We shouldn’t expect common citizens to pass such a bar. It seems particularly useless to exhort people to keep an open mind. The little we do know about human psychology tells us that biases are difficult to fix, and to expect that, when people form small groups, the groups will naturally tend to find consensus among its members. Healthy systems seek truth by instead allowing each group of fervent consensus to balance each other, thus allowing the entire society to become an approximation of the truth.
Our system became broken when the various groups of differing opinion began to merge into one, homogenous mass of consensus. In an environment with fast information flows, ideas could be critiqued all of the time, and groups with any level of differing sincere belief are torn apart. The human bias for groupthink and conformism is supercharged.
Maybe there is something healthier about a world where sharing an idea means waiting days for a letter to be delivered. In the delay, you develop a sense for the true weight of information and the importance of deliberating on new evidence. In contrast, an abundance of communication, especially between small groups, allows not just for the transfer of information but a new mechanism of coordination. Consistent overexposure to new ideas and information means all groups become alike.
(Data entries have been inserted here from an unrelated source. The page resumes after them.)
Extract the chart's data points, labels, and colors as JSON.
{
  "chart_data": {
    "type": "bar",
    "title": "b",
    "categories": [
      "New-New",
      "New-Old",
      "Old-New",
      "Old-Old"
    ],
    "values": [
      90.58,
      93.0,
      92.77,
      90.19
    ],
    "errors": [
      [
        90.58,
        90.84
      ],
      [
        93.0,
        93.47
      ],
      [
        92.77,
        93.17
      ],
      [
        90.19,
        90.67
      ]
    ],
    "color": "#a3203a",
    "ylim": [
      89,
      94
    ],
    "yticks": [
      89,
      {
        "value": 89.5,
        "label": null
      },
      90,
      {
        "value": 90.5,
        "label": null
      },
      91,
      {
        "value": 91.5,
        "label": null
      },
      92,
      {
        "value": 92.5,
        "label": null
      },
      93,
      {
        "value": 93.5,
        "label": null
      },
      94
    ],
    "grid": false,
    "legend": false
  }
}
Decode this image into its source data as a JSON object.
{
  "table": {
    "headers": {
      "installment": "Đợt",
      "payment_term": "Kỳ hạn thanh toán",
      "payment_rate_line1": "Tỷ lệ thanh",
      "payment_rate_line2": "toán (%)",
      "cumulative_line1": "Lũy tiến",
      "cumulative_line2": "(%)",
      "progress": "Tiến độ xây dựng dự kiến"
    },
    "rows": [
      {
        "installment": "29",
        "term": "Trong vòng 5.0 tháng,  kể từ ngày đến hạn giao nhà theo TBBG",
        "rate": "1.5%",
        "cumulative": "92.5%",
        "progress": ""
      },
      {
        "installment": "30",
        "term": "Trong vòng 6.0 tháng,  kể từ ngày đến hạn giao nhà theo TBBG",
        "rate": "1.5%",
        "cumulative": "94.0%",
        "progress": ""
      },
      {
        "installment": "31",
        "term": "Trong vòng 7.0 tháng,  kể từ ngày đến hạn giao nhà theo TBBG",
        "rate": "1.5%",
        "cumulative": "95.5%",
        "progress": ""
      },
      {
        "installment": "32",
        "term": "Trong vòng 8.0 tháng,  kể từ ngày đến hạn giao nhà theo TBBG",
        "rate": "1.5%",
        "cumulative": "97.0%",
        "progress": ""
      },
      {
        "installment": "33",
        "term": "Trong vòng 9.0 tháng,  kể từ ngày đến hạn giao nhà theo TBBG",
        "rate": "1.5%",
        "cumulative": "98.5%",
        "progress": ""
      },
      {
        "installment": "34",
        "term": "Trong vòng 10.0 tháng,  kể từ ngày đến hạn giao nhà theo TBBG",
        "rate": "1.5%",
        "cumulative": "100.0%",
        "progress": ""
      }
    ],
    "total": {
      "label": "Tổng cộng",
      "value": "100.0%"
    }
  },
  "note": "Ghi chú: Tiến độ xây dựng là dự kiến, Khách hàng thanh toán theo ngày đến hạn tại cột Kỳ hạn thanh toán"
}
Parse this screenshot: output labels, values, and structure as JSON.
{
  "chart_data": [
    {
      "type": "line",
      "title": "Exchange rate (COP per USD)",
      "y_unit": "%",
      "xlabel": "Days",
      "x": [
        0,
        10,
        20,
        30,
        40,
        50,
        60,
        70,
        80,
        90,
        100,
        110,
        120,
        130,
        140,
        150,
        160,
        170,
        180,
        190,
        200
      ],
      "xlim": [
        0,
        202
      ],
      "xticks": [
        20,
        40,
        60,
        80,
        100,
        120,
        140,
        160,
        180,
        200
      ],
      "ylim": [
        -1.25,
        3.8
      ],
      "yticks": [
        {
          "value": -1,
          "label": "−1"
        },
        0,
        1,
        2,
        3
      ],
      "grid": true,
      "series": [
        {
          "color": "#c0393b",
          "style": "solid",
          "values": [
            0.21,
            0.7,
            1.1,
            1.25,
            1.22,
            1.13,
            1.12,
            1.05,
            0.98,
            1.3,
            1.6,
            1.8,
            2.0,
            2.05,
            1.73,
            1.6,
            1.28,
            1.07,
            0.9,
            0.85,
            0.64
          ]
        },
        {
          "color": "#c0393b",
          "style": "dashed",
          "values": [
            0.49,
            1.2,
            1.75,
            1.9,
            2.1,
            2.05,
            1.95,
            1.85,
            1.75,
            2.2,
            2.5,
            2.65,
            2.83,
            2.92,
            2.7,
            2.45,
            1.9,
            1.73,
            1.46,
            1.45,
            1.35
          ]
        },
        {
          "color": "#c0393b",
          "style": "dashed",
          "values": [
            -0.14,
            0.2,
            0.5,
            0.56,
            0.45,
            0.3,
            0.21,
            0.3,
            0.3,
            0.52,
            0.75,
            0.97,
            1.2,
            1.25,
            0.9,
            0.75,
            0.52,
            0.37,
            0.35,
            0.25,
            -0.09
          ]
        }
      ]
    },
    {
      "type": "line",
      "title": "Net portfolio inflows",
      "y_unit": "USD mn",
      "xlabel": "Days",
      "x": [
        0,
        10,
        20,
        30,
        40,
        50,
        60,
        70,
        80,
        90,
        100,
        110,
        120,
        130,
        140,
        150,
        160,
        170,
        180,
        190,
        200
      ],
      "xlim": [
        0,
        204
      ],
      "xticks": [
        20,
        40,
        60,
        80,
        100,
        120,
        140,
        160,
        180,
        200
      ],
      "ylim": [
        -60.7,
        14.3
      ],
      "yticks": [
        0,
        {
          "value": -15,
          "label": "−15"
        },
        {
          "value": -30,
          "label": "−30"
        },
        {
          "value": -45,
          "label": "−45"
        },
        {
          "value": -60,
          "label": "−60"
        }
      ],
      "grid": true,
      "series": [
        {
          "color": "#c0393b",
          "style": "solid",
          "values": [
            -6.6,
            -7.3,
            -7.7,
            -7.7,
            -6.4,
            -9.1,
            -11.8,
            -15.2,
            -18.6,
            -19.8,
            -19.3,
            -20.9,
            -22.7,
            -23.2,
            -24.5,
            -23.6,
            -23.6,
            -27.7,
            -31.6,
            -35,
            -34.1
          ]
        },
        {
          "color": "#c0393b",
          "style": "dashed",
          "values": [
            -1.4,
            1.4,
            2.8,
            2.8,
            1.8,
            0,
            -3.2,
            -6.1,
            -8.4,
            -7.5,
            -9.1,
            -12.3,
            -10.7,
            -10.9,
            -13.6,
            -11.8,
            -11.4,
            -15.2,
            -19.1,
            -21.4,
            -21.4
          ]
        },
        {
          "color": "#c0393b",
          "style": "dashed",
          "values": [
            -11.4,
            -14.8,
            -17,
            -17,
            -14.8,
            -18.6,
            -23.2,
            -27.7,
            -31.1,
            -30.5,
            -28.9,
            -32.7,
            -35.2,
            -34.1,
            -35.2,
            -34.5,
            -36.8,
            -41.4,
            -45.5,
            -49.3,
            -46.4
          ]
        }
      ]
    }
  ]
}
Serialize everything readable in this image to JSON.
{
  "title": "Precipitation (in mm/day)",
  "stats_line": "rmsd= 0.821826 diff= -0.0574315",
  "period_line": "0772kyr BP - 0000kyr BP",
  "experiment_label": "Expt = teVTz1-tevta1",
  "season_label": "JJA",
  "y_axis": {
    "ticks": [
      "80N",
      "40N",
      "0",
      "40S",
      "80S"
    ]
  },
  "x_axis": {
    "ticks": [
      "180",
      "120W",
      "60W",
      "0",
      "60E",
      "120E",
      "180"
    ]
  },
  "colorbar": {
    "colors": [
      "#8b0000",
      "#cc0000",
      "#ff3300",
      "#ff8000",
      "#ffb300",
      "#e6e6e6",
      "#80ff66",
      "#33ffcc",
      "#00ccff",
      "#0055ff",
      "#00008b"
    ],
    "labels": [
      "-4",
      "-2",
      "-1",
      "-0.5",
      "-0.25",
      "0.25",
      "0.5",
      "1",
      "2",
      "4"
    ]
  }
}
Group-level consensus, a manageable evil, transforms to society-level consensus, a new kind of beast.
The delays of information transfer in the past weren’t just useless inefficiency: they were the slack in the system that allowed pluralities of opinion to thrive. When groups of people tend towards consensus, the entire system can support truth only by forming subgroups of opposing opinions.
The blind-spot for uncertainty entails that a healthy system must necessarily support pluralities of opinion, and that information should flow between each group slowly. Where more information used to make people smarter, now it just makes us more dumb.